Sem patrocínio, Sandro Varelo vai em busca de sonho na Paralimpíada

Medalhista no lançamento de dardo, Sandro Varelo muda e tenta obter marca no arremesso de peso, porque sua especialidade não está na competição

Sandro Varelo, medalhista nos Jogos Parapan-Americanos 2019Sandro Varelo, medalhista nos Jogos Parapan-Americanos 2019 - Foto: Divulgação

Medalhista de ouro e de bronze na primeira participação da carreira nos Jogos Parapan-Americanos, no ano passado, em Lima, no Peru, o pernambucano Sandro Varelo, de 38 anos, viveu uma temporada especial em 2019, finalizada com chave de ouro ao receber o Prêmio Pódio Pernambuco de melhor paratleta do Estado, em dezembro. Ele, claro, conta com orgulho os feitos alcançados. Mas não esconde que deseja ir além.

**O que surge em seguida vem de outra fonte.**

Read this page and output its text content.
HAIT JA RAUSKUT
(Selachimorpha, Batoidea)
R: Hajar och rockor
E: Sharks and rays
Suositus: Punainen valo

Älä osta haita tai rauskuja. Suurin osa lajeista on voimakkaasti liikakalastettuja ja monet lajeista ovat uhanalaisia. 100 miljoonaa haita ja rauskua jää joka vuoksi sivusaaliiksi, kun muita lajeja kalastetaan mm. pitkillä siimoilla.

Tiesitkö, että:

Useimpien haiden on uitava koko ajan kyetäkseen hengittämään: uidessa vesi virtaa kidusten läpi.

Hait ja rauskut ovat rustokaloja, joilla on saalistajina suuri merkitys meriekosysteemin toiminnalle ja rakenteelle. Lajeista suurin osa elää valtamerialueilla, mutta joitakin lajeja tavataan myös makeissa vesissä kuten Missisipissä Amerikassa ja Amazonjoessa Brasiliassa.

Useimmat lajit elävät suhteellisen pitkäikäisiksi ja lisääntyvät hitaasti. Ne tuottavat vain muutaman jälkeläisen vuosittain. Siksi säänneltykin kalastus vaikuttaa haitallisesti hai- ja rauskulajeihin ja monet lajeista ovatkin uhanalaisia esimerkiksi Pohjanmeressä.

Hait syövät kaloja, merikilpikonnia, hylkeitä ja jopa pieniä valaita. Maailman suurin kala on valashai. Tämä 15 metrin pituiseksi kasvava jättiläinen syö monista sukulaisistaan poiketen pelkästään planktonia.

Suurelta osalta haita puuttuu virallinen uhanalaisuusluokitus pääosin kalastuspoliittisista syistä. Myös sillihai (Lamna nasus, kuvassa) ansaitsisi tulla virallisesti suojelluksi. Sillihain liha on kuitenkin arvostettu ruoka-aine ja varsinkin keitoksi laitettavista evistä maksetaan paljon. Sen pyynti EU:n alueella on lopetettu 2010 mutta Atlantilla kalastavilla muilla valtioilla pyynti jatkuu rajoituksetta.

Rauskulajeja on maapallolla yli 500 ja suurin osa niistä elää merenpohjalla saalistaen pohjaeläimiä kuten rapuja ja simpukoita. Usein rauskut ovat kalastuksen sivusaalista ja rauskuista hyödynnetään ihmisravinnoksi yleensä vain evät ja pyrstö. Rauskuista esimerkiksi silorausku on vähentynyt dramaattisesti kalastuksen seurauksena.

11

Especialista no lançamento de dardo, disputa na qual foi campeão em Lima, Sandro está passando por uma reprogramação. Isso porque a prova principal dele não estará nos Jogos Paralímpicos de Tóquio, que acontecem entre os dias 25 de agosto a 6 de setembro. A solução, então, foi mirar no arremesso de peso, que, embora não seja a especialidade da casa, rendeu ao pernambucano um bronze no Parapan, mesmo sem o devido treinamento na época. Para não perder tempo nessa mudança, Sandro não teve férias no final de 2019. Emendou o trabalho para chegar tinindo às seletivas para os Jogos.

Ele precisa arremessar de 11,98 metros para cima - essa marca é o índice classificatório. Nos próximos meses, tem três competições programadas: Desafio CBAt - Confederação Brasileira de Atletismo -, no Recife (12 de março), Norte/Norte de Paratletismo, também no Recife (13 e 14 de março), e Open Internacional de Clubes, em São Paulo (23 a 28 de março). “Estou tentando me adaptar ao arremesso de peso, pois é um treinamento totalmente diferente (do dardo). Não tive tempo de descanso nem de férias, pois estamos muito envolvidos em melhorar nossas marcas”, conta o medalhista, que não se alimenta do que já fez, mas do que ainda há por fazer. “Procuro viver sempre o hoje. E hoje estamos em 2020, então estou buscando os momentos de 2020.”

A rotina de quem quer realizar o sonho de disputar a primeira Paralimpíada é de quase 11h de treinos diários, entre trabalhos físicos e técnicos. Ele tem o suporte de uma equipe multidisciplinar, com preparador físico (Djalma Miranda), técnico de campo (Pedro Antônio), fisioterapeuta (Vivian Chalegre) e nutricionista (Rodrigo Freire).

Manter-se no alto rendimento, contudo, é um desafio diário. Isso porque Sandro, embora seja um dos destaques nacionais do paradesporto, não conta com patrocínios. O único subsídio dele atualmente é o Time PE, ofertado pela Secretaria de Educação e Esportes do Estado. Não fosse isso, o talento de Sandro estaria sendo desperdiçado, assim como infelizmente acontece com muitos atletas e paratletas do País. De onde ele tira forças para continuar? “Não podemos perder a esperança e a fé de que as oportunidades vão aparecer. Esperar com paciência, mas não parado”, diz ele, que é exemplo de vida, superação e disciplina.